Ah, yes, my sweet child. Wipe that look of despair off your face– these troubled times may not be so troubled indeed, at least for us.Turn off your TV, stop reading those articles about all of the political turmoil and partisan media fighting. Let Uncle Peter whisper sweet nothings into your ear.
Things seem crazy; out of control. Every argument on Facebook will repeat forever, with each side growing louder and angrier and learning nothing. People are more and more stuck in their ideological trenches and yet somehow, the footing beneath them feels more unsteady than it ever has.
My beautiful, sexy child: I extend my hand to you now. Don’t you see? Chaos is a ladder. You, a sixteen year old girl, and I, a 50-something man with difficulty forming meaningful relationships with adults of the same age, shall use this instability around us to make a power grab. Here’s how we’ll do it:
Step One: Create a YouTube Channel
Step Two: Stream ourselves playing video games and build a massive following by appealing to fear, existing prejudice, and bias while using powerful debate techniques like argument from ignorance to willfully deceive and confuse others. Sow chaos.

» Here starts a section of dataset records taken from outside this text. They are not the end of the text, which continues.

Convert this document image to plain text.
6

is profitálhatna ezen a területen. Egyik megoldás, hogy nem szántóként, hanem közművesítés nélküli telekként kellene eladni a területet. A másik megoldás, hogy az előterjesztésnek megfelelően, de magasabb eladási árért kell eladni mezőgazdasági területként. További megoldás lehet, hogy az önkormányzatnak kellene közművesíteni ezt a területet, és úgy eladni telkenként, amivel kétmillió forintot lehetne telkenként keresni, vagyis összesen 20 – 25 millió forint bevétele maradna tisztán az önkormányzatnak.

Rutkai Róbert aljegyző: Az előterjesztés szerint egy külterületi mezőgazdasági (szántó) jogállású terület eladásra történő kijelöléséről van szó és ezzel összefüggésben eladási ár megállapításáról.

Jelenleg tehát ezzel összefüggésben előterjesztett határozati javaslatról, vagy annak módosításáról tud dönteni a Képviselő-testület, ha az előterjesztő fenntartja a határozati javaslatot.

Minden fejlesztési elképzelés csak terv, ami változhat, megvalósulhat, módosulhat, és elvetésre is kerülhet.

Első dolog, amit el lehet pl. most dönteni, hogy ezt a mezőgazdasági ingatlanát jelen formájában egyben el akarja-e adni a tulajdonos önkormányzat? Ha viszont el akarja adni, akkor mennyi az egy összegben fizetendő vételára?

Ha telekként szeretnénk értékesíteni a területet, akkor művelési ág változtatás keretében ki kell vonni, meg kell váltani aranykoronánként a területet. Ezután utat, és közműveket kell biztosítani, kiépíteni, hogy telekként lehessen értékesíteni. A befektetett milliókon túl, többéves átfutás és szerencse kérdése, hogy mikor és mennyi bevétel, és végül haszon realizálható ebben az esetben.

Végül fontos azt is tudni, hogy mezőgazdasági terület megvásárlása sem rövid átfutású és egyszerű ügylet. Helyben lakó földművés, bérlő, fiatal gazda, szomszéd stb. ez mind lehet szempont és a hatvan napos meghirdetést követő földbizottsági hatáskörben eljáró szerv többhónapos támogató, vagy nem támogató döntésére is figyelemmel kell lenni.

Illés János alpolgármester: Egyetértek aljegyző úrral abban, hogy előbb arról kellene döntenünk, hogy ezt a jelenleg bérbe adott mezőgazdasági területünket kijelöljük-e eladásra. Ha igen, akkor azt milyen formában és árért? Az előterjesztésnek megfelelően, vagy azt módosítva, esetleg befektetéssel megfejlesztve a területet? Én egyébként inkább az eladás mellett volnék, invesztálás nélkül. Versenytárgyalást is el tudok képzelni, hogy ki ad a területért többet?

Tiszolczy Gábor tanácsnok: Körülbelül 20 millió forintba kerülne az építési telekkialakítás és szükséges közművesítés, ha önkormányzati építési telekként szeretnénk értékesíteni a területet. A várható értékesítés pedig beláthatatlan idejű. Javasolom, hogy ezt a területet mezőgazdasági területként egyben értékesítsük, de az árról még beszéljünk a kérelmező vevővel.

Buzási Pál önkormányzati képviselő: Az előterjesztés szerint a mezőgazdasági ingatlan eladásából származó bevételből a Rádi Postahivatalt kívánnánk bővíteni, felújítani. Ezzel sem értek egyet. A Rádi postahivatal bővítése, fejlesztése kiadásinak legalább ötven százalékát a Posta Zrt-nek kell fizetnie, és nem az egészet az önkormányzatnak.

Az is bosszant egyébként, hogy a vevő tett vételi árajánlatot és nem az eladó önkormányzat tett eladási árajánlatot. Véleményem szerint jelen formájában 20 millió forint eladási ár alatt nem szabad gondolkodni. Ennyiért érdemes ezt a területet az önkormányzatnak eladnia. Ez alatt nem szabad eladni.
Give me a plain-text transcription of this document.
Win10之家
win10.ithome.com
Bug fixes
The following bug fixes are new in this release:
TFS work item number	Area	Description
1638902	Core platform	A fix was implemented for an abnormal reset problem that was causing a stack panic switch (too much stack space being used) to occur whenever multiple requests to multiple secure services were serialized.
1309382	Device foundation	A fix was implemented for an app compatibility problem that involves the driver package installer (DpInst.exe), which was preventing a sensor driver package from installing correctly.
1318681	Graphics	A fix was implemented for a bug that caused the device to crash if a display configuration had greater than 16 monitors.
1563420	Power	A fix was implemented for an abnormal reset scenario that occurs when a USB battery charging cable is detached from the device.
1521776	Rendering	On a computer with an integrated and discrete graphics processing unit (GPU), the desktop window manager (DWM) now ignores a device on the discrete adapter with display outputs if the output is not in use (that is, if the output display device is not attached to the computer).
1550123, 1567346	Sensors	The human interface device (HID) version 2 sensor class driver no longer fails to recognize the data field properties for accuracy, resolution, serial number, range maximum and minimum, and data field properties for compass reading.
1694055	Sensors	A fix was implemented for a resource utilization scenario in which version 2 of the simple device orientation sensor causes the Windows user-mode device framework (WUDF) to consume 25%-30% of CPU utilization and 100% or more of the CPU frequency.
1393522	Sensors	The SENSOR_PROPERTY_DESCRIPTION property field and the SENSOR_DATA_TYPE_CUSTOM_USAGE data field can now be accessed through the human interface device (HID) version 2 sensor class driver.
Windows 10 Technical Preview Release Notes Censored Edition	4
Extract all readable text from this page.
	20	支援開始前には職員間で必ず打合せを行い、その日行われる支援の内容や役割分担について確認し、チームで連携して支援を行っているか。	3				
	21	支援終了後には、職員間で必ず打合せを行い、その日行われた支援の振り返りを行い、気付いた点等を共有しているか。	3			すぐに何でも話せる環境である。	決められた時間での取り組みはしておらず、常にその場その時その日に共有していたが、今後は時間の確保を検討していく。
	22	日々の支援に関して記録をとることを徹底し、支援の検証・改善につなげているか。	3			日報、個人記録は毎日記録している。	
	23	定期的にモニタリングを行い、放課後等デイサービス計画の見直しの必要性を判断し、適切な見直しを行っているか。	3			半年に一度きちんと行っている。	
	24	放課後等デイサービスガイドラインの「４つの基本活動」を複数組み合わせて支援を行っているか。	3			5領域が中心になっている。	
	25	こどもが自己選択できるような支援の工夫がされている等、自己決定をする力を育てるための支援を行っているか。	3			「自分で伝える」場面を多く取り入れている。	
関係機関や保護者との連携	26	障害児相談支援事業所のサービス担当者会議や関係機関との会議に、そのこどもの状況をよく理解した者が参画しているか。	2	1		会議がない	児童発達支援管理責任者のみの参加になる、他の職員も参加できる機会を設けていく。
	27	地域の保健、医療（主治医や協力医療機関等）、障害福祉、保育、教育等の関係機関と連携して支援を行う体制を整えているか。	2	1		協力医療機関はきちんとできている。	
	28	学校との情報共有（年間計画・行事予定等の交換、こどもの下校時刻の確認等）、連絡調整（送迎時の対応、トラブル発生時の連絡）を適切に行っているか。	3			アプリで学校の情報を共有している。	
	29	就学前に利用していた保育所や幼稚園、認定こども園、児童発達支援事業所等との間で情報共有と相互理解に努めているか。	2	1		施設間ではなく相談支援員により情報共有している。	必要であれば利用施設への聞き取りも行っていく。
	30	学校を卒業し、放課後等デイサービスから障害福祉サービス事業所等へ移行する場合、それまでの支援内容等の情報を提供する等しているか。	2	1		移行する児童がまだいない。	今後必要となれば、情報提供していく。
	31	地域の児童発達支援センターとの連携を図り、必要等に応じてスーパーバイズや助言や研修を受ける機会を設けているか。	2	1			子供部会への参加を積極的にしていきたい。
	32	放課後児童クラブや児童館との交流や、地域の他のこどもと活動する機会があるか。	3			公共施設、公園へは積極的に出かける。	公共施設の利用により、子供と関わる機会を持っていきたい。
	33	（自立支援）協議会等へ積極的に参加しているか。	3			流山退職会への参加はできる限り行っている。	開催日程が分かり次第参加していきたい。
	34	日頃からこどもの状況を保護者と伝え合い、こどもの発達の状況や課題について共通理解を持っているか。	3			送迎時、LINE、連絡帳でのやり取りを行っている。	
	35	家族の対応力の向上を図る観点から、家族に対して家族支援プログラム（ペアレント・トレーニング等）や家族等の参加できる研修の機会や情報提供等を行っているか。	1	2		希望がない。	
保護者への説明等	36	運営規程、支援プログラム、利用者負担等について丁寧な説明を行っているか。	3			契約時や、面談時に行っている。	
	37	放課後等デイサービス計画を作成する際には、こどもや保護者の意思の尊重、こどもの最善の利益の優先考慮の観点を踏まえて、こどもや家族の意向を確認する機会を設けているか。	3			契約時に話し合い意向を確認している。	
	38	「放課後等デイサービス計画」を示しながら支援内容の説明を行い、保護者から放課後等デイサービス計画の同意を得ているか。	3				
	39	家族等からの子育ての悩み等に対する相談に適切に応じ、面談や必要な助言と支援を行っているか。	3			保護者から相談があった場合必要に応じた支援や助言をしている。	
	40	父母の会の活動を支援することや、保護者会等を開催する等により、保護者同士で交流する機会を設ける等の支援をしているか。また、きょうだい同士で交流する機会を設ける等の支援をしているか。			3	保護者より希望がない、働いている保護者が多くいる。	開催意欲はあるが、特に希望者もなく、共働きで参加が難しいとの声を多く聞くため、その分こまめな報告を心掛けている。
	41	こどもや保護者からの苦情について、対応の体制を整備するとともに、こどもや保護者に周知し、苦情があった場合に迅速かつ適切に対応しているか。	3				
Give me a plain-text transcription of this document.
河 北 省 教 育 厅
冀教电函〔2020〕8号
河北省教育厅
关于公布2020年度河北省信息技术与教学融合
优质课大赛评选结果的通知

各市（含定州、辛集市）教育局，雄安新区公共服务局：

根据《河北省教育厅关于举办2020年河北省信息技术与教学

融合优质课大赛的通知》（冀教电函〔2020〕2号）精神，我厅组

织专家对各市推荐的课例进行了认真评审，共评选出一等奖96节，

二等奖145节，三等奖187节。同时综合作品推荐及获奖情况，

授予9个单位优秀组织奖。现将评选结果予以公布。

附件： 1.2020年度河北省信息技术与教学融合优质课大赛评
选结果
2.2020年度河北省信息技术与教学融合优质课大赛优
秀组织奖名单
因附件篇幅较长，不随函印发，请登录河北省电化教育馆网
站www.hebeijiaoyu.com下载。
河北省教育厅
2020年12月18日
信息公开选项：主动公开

Step Three: Get Elected President by running on platforms that appeal to fear, existing prejudice, and bias while using powerful debate techniques like telling people to shut up and dog-whistling.
Step Four: Change Laws About Marrying Teenage Girls
Step Five: You And I Get Married
Step Six: Step Five Was The End Goal, I Don’t Really Have Other Ideas After That One
Step Seven: Again, I Really Just Have that One Idea. Happy to Listen to Other Ideas if You Have Them, but Really the Most Important Part of This are Steps Four and Five.
Don’t you see, my beautiful niece by marriage? Now is the time! Hey, where are you going? Come back! I’m just kidding, maybe!